On 21 June 2021, Vietnam recorded the second death of a person vaccinated with the AstraZeneca vaccine. He was a 26-year-old teacher in Hanoi. He was vaccinated at the medical center in Dong Anh District on 20 June, after having health checkup and being given eligibility for vaccination. He died at 23:15 on 21 June, 39 hours after getting vaccinated against COVID-19. The cause of death is not known. 100 people besides this man who got vaccinated at that center that day were all stable.

As of 5 September 2021, there were 825,305 mild adverse event following immunizations (AEFIs) (3.7%) and 51 serious AEFIs (7 fatal).

On 5 November 2021, Hanoi Department of Health gave information about the incident of injecting Pfizer vaccine for 18 children aged 2 to 6 months in Quoc Oai district. After injection, some children have fever, redness, swelling at the injection site and not recorded any cases of anaphylaxis.

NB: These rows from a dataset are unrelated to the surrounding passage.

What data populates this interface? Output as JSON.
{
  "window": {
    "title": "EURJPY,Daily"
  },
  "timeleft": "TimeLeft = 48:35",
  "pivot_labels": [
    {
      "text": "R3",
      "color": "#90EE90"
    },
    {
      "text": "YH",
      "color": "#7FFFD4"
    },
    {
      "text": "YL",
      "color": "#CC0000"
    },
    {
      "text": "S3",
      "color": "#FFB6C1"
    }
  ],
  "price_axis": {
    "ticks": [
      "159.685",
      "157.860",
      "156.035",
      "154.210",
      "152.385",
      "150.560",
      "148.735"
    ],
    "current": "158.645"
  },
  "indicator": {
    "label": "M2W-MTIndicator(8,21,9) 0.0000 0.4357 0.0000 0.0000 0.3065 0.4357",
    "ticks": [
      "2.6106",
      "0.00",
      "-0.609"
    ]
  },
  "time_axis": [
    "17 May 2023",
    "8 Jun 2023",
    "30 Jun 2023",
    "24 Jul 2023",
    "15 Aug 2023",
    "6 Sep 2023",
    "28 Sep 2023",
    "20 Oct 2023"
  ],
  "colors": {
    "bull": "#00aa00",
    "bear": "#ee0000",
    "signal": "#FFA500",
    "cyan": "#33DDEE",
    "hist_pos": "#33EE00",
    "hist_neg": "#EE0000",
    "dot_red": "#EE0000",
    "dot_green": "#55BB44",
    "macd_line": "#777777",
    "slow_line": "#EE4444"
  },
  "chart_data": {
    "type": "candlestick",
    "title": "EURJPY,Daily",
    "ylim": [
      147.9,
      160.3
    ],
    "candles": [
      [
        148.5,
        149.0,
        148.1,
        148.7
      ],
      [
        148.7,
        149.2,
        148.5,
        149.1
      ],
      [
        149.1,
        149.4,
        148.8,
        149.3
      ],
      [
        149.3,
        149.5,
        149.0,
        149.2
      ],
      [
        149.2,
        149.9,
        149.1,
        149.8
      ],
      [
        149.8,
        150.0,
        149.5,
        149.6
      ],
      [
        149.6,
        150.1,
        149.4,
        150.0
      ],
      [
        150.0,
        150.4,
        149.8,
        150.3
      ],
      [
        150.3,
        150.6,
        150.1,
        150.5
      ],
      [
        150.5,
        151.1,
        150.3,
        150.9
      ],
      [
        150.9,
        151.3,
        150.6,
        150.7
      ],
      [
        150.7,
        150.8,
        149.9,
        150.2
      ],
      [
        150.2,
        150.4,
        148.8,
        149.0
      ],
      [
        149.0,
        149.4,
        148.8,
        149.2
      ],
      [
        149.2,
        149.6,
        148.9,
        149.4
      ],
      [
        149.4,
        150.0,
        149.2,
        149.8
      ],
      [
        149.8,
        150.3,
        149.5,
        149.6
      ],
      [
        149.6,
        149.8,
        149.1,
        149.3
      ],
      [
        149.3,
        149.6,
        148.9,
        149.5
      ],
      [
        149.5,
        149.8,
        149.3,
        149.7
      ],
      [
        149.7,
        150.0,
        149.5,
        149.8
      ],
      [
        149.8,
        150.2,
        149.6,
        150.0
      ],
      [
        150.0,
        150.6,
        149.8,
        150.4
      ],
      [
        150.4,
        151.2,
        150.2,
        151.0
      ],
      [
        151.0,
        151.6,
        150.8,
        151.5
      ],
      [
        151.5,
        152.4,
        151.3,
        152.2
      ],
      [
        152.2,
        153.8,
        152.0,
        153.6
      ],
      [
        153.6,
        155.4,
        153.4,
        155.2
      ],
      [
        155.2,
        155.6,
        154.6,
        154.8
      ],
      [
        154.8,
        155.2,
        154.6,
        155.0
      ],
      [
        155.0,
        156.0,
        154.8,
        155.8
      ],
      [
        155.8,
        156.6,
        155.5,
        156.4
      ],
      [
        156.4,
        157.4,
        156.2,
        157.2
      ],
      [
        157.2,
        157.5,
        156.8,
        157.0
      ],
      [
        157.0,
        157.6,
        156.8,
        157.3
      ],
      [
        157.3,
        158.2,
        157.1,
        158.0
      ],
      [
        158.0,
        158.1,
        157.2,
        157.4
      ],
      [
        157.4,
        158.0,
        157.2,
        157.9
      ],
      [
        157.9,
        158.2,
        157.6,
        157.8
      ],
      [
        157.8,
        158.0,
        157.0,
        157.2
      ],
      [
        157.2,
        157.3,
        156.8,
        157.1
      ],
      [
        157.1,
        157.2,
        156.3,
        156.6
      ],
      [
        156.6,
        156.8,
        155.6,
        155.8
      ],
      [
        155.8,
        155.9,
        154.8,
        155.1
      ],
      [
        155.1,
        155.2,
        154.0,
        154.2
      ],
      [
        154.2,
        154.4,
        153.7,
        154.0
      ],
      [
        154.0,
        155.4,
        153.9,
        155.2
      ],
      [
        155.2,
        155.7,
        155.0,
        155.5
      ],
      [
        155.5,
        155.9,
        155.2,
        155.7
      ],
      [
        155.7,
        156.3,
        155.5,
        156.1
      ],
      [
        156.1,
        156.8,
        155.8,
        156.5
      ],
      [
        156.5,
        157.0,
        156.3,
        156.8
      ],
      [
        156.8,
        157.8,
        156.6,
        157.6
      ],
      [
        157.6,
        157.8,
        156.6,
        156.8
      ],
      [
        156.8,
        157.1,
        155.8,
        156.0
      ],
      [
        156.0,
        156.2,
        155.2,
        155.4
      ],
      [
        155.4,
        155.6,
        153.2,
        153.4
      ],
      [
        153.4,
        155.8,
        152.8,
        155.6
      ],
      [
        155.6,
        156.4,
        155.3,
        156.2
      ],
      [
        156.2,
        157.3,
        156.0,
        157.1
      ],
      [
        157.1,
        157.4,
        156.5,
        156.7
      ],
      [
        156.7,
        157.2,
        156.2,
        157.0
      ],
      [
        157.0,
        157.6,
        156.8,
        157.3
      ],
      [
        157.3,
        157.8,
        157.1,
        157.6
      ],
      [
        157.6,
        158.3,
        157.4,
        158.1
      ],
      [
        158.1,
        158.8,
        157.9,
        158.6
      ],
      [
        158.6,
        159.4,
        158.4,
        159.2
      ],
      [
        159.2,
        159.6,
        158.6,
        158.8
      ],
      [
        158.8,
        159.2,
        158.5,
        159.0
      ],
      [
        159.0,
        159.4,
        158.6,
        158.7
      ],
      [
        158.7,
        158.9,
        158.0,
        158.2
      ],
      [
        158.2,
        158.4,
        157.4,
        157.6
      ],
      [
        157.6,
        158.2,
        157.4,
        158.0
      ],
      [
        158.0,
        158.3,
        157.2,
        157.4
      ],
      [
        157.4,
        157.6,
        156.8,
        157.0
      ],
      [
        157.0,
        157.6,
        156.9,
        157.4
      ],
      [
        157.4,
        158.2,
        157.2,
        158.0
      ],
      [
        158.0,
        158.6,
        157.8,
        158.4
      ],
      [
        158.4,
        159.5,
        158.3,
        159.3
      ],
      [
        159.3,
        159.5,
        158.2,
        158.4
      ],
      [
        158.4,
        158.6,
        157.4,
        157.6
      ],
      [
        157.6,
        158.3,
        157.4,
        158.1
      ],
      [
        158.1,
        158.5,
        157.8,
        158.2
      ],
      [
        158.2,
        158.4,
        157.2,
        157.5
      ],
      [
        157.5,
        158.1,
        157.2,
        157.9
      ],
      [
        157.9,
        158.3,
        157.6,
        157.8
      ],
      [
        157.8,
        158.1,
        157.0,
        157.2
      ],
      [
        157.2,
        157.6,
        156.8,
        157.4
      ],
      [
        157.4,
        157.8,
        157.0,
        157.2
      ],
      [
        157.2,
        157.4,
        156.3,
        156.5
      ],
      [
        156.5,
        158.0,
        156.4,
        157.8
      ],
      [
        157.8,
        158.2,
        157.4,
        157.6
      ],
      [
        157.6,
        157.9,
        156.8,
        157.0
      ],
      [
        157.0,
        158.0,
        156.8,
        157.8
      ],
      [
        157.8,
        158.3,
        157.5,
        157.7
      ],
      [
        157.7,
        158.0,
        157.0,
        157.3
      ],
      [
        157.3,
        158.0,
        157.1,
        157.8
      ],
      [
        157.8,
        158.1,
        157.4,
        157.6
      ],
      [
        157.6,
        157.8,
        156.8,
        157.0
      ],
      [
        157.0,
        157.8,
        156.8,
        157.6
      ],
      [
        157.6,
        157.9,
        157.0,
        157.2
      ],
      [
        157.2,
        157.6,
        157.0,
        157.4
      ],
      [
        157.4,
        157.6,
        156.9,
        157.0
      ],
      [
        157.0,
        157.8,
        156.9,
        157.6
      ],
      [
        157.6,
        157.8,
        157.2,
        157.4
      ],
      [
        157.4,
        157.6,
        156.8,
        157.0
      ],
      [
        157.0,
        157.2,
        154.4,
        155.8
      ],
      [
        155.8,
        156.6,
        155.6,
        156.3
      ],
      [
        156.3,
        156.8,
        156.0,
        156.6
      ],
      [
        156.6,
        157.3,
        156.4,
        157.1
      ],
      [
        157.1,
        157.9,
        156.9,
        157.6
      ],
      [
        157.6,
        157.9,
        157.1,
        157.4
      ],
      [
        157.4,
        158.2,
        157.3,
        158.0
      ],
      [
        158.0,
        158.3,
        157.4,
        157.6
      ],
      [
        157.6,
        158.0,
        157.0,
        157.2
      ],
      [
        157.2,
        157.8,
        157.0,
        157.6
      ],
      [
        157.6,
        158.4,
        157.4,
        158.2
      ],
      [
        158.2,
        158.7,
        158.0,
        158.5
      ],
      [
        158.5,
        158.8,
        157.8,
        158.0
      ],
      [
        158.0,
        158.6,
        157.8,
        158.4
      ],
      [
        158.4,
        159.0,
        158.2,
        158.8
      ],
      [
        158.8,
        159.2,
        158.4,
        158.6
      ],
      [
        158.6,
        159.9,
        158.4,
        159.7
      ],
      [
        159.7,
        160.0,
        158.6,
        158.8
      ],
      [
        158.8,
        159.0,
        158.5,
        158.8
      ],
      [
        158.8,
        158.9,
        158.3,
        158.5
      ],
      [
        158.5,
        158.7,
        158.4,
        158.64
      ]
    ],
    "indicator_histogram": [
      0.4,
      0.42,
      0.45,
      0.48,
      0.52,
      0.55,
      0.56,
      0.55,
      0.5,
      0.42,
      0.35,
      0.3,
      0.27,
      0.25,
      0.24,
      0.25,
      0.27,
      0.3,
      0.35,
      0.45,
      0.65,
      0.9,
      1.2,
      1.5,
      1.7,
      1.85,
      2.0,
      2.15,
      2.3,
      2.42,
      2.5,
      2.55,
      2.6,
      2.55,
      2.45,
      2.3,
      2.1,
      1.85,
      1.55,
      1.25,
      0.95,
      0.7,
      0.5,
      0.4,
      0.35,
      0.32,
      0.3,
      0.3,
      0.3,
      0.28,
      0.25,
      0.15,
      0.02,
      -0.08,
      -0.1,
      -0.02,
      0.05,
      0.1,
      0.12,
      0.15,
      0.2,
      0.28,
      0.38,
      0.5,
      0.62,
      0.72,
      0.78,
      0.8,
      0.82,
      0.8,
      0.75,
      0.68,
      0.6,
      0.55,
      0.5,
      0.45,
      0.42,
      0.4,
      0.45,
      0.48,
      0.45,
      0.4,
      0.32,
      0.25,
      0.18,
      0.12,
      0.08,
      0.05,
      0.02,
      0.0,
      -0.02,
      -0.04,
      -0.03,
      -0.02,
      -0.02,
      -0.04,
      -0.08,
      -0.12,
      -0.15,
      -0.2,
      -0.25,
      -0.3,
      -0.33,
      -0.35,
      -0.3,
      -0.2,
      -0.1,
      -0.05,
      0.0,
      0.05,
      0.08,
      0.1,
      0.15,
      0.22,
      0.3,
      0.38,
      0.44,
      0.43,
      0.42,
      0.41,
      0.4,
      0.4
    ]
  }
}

On 23 November 2021, there were at least 72 workers, aged 25–30 at a shoe company showing side effects after injecting Vero Cell COVID-19 vaccine, in which 5 people had anaphylactic shock. By 25 November, four workers had died. Thanh Hoa authorities stopped injecting the remaining 43,000 doses of Vero Cell in storage and investigated the cause of this incident.

== Public opinion and vaccine effectiveness ==
A poll conducted from October to December 2020 found that Vietnam had one of the highest vaccine acceptance rate in the world. 98% of people surveyed responded they would definitely or probably get vaccinated when a COVID-19 vaccine becomes available.

A survey conducted in mid-October 2021 at the Hospital for Tropical Diseases in Ho Chi Minh City (where severe COVID-19 patients are treated) showed that 45% of the 349 patients had mild symptoms, while the rest had severe symptoms.

When comparing mild and severe symptoms in vaccinated and unvaccinated patients, 74% of the unvaccinated group had severe symptoms. 40% of those in the vaccinated group (who received one or two doses) had severe symptoms. 49% of those who received one dose experienced severe symptoms, while only 12% of those who received the second dose did. There was one case that required invasive mechanical ventilation and five cases that required an oxygen mask in the group that received the second doses. In the group that received only one injection, invasive mechanical ventilation was required in ten cases. In the unvaccinated group, there were 51 cases that required mechanical ventilation and three cases that required ECMO.